Sixteen new fresh inches on top of the 6 inches already on the ground from last weeks storm. Where do we dump our over-full shovels?

Notice the snow is higher than the car.
Yet the sidewalk and street are clear.
It was hard work but everyone
pitched in to help.
The mounds of snow we cleared lining the sidewalk and parking lot are almost as tall as me.

As we were working up a sweat in the cold temperatures, the neighbors began drifting out to see for themselves. One of the men on the street told me not to bother, that once the plow came down the street we'd have to start all over again anyway.

No, we have to keep shoveling. We need to get mom out.

Soon word began to spread, and almost the whole street was out shoveling with us. At one point we realized the snowplow wasn't coming because our street was literally snowed in. No one could get in or out past the huge snow drifts that were blocking the way.

So little by little, shovel by shovel, we moved the snow.

The ambulance arrived right on schedule and immediately got stuck on one small patch we thought was out of the way. No one needed asked for help, everyone just started shoveling around the ambulance's tires and throwing salt down for him to drive on.

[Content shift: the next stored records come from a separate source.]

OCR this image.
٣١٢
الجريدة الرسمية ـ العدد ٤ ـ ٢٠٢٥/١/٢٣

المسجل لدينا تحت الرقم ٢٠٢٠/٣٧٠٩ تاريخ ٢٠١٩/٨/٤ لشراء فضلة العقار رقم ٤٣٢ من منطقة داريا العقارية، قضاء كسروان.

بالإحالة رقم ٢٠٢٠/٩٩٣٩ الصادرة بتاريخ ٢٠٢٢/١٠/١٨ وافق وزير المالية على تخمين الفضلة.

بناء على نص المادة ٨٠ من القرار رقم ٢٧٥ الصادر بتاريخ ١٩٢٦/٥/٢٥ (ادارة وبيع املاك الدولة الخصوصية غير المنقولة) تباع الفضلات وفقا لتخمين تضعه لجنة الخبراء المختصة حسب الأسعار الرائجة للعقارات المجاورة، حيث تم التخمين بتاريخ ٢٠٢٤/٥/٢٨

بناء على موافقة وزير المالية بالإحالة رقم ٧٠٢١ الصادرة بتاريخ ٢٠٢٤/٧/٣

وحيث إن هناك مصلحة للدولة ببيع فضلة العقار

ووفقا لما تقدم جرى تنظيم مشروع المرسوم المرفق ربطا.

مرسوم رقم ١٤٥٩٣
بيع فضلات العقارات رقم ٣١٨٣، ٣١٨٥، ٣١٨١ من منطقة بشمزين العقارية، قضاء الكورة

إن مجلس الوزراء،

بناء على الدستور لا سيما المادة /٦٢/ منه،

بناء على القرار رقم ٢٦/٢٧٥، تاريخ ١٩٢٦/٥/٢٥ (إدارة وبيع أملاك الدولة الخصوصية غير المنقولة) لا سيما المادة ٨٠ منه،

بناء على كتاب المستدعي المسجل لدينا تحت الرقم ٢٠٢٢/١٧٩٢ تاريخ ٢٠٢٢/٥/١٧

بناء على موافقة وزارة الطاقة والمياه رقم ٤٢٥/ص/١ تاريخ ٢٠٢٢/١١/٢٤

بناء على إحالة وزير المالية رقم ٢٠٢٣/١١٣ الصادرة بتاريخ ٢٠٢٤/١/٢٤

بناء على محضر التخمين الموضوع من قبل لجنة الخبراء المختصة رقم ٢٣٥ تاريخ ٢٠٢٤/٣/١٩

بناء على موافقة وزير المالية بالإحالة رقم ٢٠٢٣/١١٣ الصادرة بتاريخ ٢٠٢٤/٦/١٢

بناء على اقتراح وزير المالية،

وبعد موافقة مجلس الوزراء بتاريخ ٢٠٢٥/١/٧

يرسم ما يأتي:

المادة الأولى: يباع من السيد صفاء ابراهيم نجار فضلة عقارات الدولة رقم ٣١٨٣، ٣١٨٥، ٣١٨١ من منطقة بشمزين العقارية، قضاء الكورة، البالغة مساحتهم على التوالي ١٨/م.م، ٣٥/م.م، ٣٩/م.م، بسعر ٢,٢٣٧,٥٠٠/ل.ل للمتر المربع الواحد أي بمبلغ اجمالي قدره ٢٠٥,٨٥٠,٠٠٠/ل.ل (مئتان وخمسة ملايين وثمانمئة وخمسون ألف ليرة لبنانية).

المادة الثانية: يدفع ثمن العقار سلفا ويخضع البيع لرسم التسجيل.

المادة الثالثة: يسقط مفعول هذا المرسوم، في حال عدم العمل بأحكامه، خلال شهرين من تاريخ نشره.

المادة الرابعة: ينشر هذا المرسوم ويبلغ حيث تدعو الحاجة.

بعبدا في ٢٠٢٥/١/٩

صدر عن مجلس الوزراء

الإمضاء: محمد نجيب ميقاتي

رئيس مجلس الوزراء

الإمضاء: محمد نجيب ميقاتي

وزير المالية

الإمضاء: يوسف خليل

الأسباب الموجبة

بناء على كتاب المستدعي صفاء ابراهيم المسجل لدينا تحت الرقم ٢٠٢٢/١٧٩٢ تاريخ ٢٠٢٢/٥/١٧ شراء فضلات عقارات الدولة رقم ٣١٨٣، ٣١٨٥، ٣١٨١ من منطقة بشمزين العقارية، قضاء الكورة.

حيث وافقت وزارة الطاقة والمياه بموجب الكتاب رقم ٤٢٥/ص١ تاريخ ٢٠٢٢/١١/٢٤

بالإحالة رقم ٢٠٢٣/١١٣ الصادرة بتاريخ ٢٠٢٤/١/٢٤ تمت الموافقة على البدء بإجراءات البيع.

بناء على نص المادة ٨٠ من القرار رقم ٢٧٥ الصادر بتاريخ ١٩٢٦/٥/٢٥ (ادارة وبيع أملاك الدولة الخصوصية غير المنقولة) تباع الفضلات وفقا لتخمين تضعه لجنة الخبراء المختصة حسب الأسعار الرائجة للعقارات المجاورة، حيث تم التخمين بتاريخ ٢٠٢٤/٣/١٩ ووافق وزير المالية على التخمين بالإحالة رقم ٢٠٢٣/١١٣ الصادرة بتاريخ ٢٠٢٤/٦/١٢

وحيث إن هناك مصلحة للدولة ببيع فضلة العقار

And then the neighbors disappeared. I don't know if the task was done so they moved on, or if they left to let mom preserve her last bit of dignity as she was wheeled out of her home for the last time.

But her path was prepared with the love of the neighborhood she lived in for almost 40 years. The kids that I played with as a child, that she was room mother to a long time ago, are now adults living here. They, and their children, helped clear the way for her.

My nephew left before the ambulance wheeled mom out. He couldn't watch. That's ok. His final gift to her was complete.

We've all done everything we could to make mom's transition as smooth and pain free as possible. I don't know of any other way to say I love you.


  1. This was utterly beautiful. Thank you, I'm crying tears of love for your Mom and your family.

  2. I'm with Meredith--tears and all. What a gorgeous act of love and common humanity. Continued love to you!

  3. So beautiful how a neighborhood joins together. I am crying reading this too. Sending love and hugs.

  4. Ok, following suit with Meredith and Anna, this brought tears to my eyes. Lots of love for you, your family, and wonderful neighbors!

  5. wow.. what a powerful post! thank you so much for sharing! We too had to dig out stuck trucks with our neighbors but for such different reasons. You described the urgency and the power of it beautifully. Sending you love

  6. This was a very moving description of a beautiful act from a neighbourhood. My thoughts fly with you and your family.